Diversionary Measures

• No specific provisions for diversionary measures were included in the JDA (young people were kept out of the justice system solely through the exercise of police or prosecutorial discretion) • 1970s: labelling theory raised concerns about stigmatization + critical theorists raised awareness of the criminalization that often results from formal processing in the justice system) • Consequence: development of numerous programs aimed at diverting young people from the formal justice system (e.g., Youth Protection Act in Quebec) • Alternative measures complemented by the principle of least possible interference • while diversion as alternative measures is not a formal principle of youth justice in the YCJA, both the principle of diversion and the concept and practice of alternative measures have now been formalized to an even greater degree under the concept extrajudicial measures • Extrajudicial measures with extrajudicial sanctions • It actively promotes the diversion of youth from formal police processing and the courts and also provides a framework for the implementation of restorative justice principles • The concept and philosophy of alternative measures = Extrajudicial measures (broader concept with principles and objectives + allows police to issue warnings or cautions or to refer the youth to a community program) • Alternative measures program = Extrajudicial sanctions (provides for specific sanctions and rules regarding their use) • Together, they create a two-tiered diversionary structure of informal and formal measures and sanctions • After the YOA was implemented, all provinces eventually had alternative measures programs • Extrajudicial measures in the YCJA, given their similarity to alternative measures provisions in the YOA, seem to be following the same practices, except that there is more use of police-based diversionary programs and Youth Justice Committees • One change implemented by some provinces is the use of a "Crown Caution" (applies to first-time offenders involved in property offences where restitution was not an issue - a letter is sent to the parents by a Crown attorney, advising them of their child's involvement in the offence and explaining that the decision has been made to leave the imposition of consequences to the parent)

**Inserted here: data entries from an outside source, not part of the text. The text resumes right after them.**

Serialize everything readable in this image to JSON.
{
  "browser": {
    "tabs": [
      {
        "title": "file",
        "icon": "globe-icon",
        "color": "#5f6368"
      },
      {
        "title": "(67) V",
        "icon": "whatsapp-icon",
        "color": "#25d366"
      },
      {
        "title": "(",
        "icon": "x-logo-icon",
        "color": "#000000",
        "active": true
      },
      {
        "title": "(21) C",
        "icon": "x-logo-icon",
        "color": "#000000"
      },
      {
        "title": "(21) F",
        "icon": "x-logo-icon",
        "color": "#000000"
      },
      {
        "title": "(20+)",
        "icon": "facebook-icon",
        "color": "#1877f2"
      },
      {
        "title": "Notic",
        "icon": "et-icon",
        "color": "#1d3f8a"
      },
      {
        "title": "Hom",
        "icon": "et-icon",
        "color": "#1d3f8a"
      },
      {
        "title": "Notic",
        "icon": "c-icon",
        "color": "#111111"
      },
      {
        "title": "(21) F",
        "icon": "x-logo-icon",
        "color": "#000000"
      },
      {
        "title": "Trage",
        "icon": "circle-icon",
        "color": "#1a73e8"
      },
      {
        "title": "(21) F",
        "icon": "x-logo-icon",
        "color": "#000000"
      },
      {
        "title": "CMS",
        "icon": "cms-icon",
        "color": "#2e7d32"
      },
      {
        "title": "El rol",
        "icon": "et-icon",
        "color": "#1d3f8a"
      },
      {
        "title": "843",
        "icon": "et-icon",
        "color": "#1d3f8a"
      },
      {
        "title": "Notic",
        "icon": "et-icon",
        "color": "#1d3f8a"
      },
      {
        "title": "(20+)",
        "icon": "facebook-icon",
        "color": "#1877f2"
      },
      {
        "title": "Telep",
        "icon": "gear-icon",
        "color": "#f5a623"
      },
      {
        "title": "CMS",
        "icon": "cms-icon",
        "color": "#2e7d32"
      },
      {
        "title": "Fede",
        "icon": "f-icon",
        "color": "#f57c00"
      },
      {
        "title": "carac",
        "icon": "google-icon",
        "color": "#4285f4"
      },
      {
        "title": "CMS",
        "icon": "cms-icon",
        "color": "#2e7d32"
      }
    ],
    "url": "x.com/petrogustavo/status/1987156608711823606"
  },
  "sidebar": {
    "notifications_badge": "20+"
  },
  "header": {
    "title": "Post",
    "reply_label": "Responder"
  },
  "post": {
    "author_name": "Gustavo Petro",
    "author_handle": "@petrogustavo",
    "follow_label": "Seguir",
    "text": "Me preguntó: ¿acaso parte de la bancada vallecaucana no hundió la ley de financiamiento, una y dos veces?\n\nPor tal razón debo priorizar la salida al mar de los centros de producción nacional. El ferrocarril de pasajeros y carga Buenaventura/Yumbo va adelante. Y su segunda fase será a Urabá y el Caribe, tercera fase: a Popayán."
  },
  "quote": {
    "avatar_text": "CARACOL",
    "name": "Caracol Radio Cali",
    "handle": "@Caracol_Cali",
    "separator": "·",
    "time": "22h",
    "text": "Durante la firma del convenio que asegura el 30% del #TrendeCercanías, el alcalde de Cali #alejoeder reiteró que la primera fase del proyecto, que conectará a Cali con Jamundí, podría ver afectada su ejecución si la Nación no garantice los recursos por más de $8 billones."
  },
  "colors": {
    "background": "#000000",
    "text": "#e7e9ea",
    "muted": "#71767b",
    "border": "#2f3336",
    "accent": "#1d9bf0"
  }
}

Diversionary Measures Issues

• Police accountability • Net widening • Consistency and accountability • Mediation, reconciliation, and conferencing • Administration, control, and inequality of access

Research Summary on Police Discretion

• Police departments vary considerably in their policies and practices with respect to release or referral of people with whom they have contact • Most youth apprehended by police are apprehended as the result of citizen complaints, rather than police initiative • Police handling of serious offences is based chiefly on legalistic criteria, rather than on social class or racial distinctions • With less serious offences, decisions to arrest are based principally on complainant preference, but what is defined as offensive behaviour is influenced by other extralegal factors • 4 most significant factors: offence seriousness, previous contacts with police, a young person's demeanour when apprehended, and the victim's request

Diversionary Measures "Fast Facts"

• Police use of extrajudicial measures (EM) increased from 55% of all cases in 2003 to 58% in 2006 and declined from then to 56% in 2011-12 • Since the YOA, police detentions have increased from 45% of arrested youth to 55% • Police are more likely to detain youth with prior convictions or prior police contacts and for breaching a probation order and other administrative offences • Police are detaining youth charged with less serious offences and less serious histories more now than they did under the YOA • Among extralegal factors, victim preference, parental attitudes, and youth demeanour are important factors in police decisions to lay a charge or use EM • Under the YCJA, police detain more youth, release more youth on undertakings, impose more conditions, and charge more youth with breach of those conditions than under the YOA • In deciding whether EM would be sufficient to hold a youth accountable, police look to a youth's display of responsibility and remorse • The police view is that they engage in criminal profiling, not racial profiling • There is consistent evidence from a number of police jurisdictions in Ontario to conclude that racial profiling exists • Net widening is a major issue associated with EM, followed by issues of police accountability in decisions to release with conditions or detain, as well as issues of control and inequality of access

Diversionary Measure Issues - Consistency and Accountability

• R. v. T.(V.) (1992): decisions regarding referral to extrajudicial sanctions are almost entirely a matter of prosecutorial discretion and, with the exception of extremely limited circumstances, are not subject to a court review • The problem is that no one is publicly accountable for these decisions • "non-transparent discretionary decisions" • Unlike judges, prosecutors are not required to justify their diversion decisions in open court; therefore, there is no way to assess if a decision to divert or not and the specifics regarding the imposition of sanctions are appropriate, fair, or even consistent with other similar cases • Bill C-10 changes to detention regulations and police record-keeping will exacerbate the already existing lack of accountability regarding police decision-making and push youth further into the system - as a result of sanctions that arise even before a finding of guilt or sufficient evidence for formal charges • These informal sanctions often involve lawyers working out EM arrangements without input from probation officials, who know from experience what is reasonable to expect of a young person

Referral and Success Rates

• Rates of referral to diversionary measures vary across the country • Diversionary measures programs were highly successful under the YOA (the overall success rate across the country in 1998-1999 was 93%) • First-time offenders going through court had a higher rate of recidivism than those going through alternative measures programs (this pattern continued through the introduction of the YCJA) • We cannot assess if these high success rates are actually due to diversionary programs or the minor nature of offences that bring many youth to EM programs (youth may have been deterred from future involvement in crime simply by having contact with the police)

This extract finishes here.